Le Conflit, la femme et la mère - Élisabeth Badinter

Publié le par Marguerite

http://boutique.lesoir.be/media/catalog/product/cache/1/image/5e06319eda06f020e43594a9c230972d/b/a/badi.jpgLe Conflit, la femme et la mère, d’Élisabeth Badinter. Le livre à lire en ce jour de fête des mères.

Avant tout, cet essai fait du bien. La jeune mère, celle qui n’en veut pas, ce livre les soulage.  

Badinter n'attaque personne (contrairement à ce qui a pu être diffusé dans les médias). Elle veut simplement que cesse la prédominance de tel ou tel modèle pour que les femmes, et les mères, soient réellement libres d'agir comme elles l'entendent. Si elle s’attaque à quelque chose, c’est à la voie toute tracée, quelle qu’elle soit, qu’on impose à la femme, suivant les époques et les latitudes.
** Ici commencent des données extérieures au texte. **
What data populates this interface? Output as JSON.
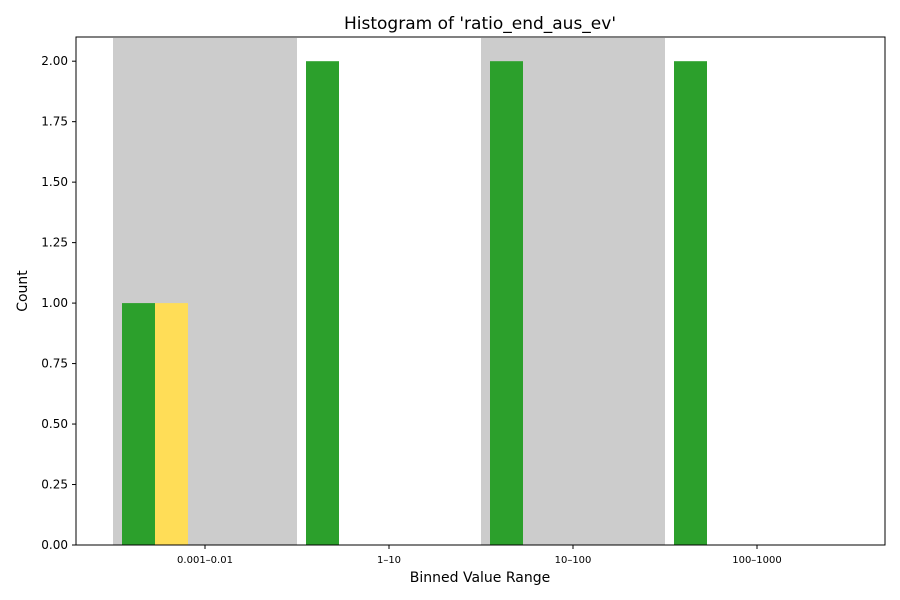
{
  "chart_data": {
    "type": "bar",
    "title": "Histogram of 'ratio_end_aus_ev'",
    "xlabel": "Binned Value Range",
    "ylabel": "Count",
    "categories": [
      "0.001–0.01",
      "1–10",
      "10–100",
      "100–1000"
    ],
    "series": [
      {
        "values": [
          1,
          2,
          2,
          2
        ],
        "color": "#2ca02c"
      },
      {
        "values": [
          1,
          0,
          0,
          0
        ],
        "color": "#ffdd57"
      }
    ],
    "highlighted_bins": [
      "0.001–0.01",
      "10–100"
    ],
    "highlight_color": "#cccccc",
    "ylim": [
      0,
      2.1
    ],
    "yticks": [
      "0.00",
      "0.25",
      "0.50",
      "0.75",
      "1.00",
      "1.25",
      "1.50",
      "1.75",
      "2.00"
    ],
    "grid": false,
    "legend": "none"
  }
}
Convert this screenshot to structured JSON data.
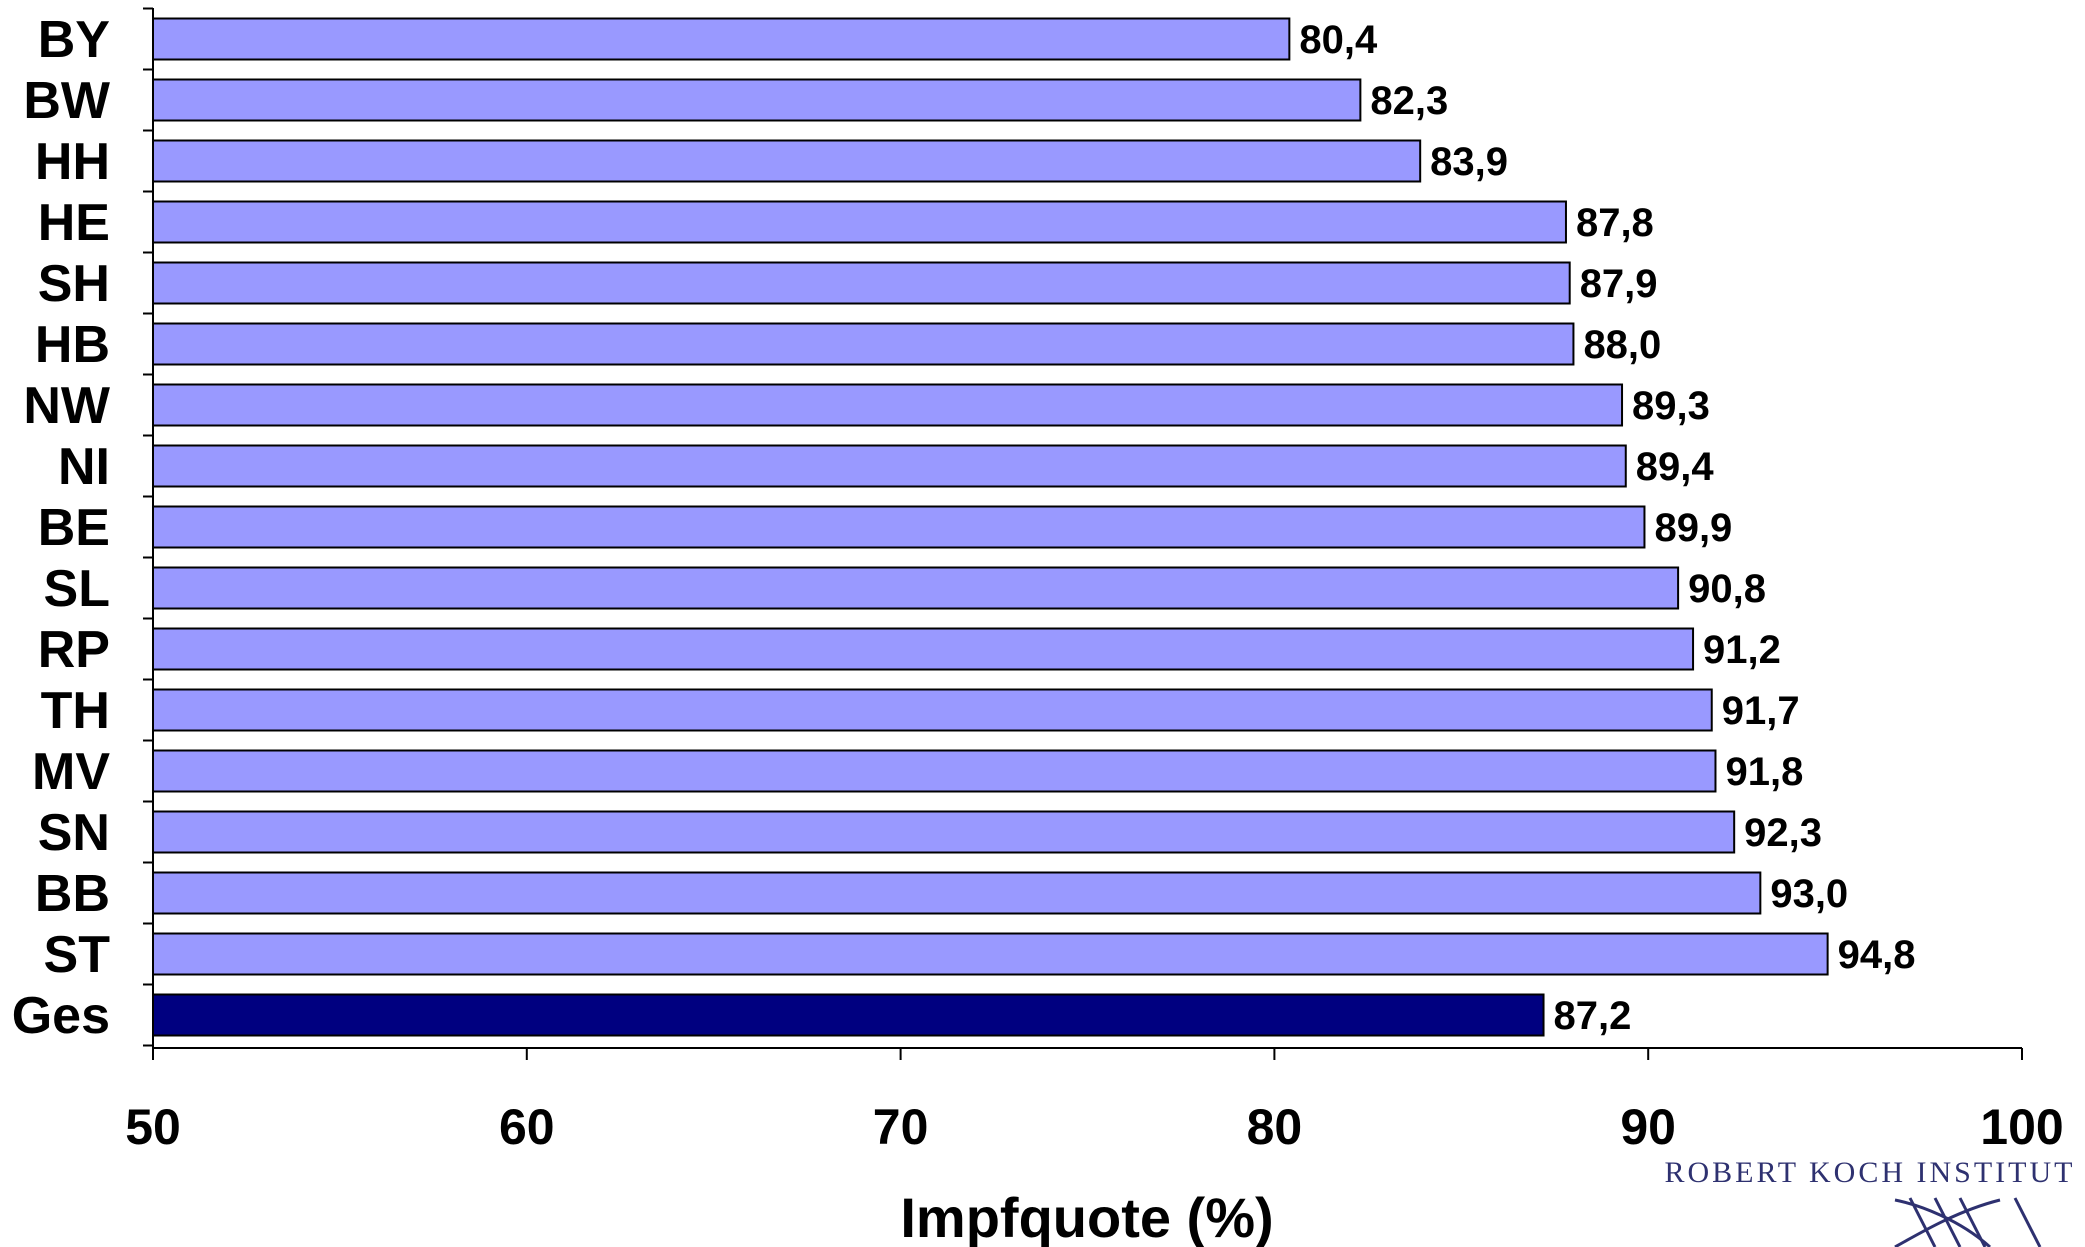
{
  "chart_data": {
    "type": "bar",
    "orientation": "horizontal",
    "categories": [
      "BY",
      "BW",
      "HH",
      "HE",
      "SH",
      "HB",
      "NW",
      "NI",
      "BE",
      "SL",
      "RP",
      "TH",
      "MV",
      "SN",
      "BB",
      "ST",
      "Ges"
    ],
    "values": [
      80.4,
      82.3,
      83.9,
      87.8,
      87.9,
      88.0,
      89.3,
      89.4,
      89.9,
      90.8,
      91.2,
      91.7,
      91.8,
      92.3,
      93.0,
      94.8,
      87.2
    ],
    "value_labels": [
      "80,4",
      "82,3",
      "83,9",
      "87,8",
      "87,9",
      "88,0",
      "89,3",
      "89,4",
      "89,9",
      "90,8",
      "91,2",
      "91,7",
      "91,8",
      "92,3",
      "93,0",
      "94,8",
      "87,2"
    ],
    "highlight": "Ges",
    "colors": {
      "bar": "#9999ff",
      "highlight": "#000080",
      "outline": "#000000"
    },
    "xlim": [
      50,
      100
    ],
    "xticks": [
      50,
      60,
      70,
      80,
      90,
      100
    ],
    "xlabel": "Impfquote (%)",
    "ylabel": "",
    "title": "",
    "grid": false,
    "legend": "none"
  },
  "logo": {
    "text": "ROBERT KOCH INSTITUT"
  }
}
Non, il n’y a pas qu’une seule façon valable et honorable d’être femme. Elle développe donc une féminité plurielle. Pour que chacune se sente le droit d’être elle-même.

On a accusé Badinter de s’attaquer au naturalisme. Elle ne fait que dénoncer des dérives. "L'autorité de la nature est indiscutable. Elle tire sa légitimité de ses caractéristiques : “innée, essentielle, éternelle et non négociable”. Depuis les années quatre-vingts/quatre-vingt-dix, souligne Glenda Wall, elle est sacralisée, porteuse de pureté, d'innocence et de sagesse." (p.105) Encore une fois, elle ne milite que pour la liberté des femmes et s’applique à mettre en évidence comment la maternité peut être un prétexte à déposséder la femme de ses droits en mettant en avant la prédominance de ceux de l’enfant. Elle va, effectivement, à l’encontre de la Leche League (association militant pour l’allaitement) qui "rappelle aux mères que leurs seins appartiennent en priorité à leur bébé et qu'ils ont été créés pour nourrir." (p.106) 

"L'un des médecins fondateur de la League avait du reste coutume de dire que celle qui biberonne “est une handicapée. Elle deviendra peut-être une bonne mère, mais elle aurait pu être bien meilleure si elle avait allaité”. " (p.117) Marguerite reste sans voix.

À la fin de l’ouvrage, Badinter explique la forte natalité des Françaises, en comparaison des autres pays occidentaux. Marguerite a trouvé ce chapitre très intéressant. En résumé, Badinter démontre comment plus les femmes ont le choix de faire ce qu'elles veulent et plus elles font des enfants.  A contrario, l’Allemagne n’acceptant qu’un mode de vie pour la mère, les femmes se sont résolues à ne plus faire d’enfant. CQFD.  

Enfin, elle envisage le cas de ces nombreuses femmes sans enfants, rappelant que ce chiffre n’a finalement que très peu évolué depuis des siècles, mais, qu’au contraire, la femme sans enfant a toujours existé (aux alentours de 10% des femmes). Badinter fait varier les points de vue en montrant comment, aujourd’hui que le fait de ne pas faire d’enfant est un choix réfléchi, la femme non-mère est peut-être plus responsable dans sa non-maternité que celle qui ne s’est pas posée la question. "Qualifiée un peu vite d'irresponsable et d'égoïste, la femme childfree pose au contraire la question de la responsabilité maternelle comme elle n'a jamais été posée auparavant, tant que la maternité relevait de la nécessité naturelle." (p.210) Faire un enfant devrait être une décision aussi mûrement réfléchie que celle de ne pas en faire.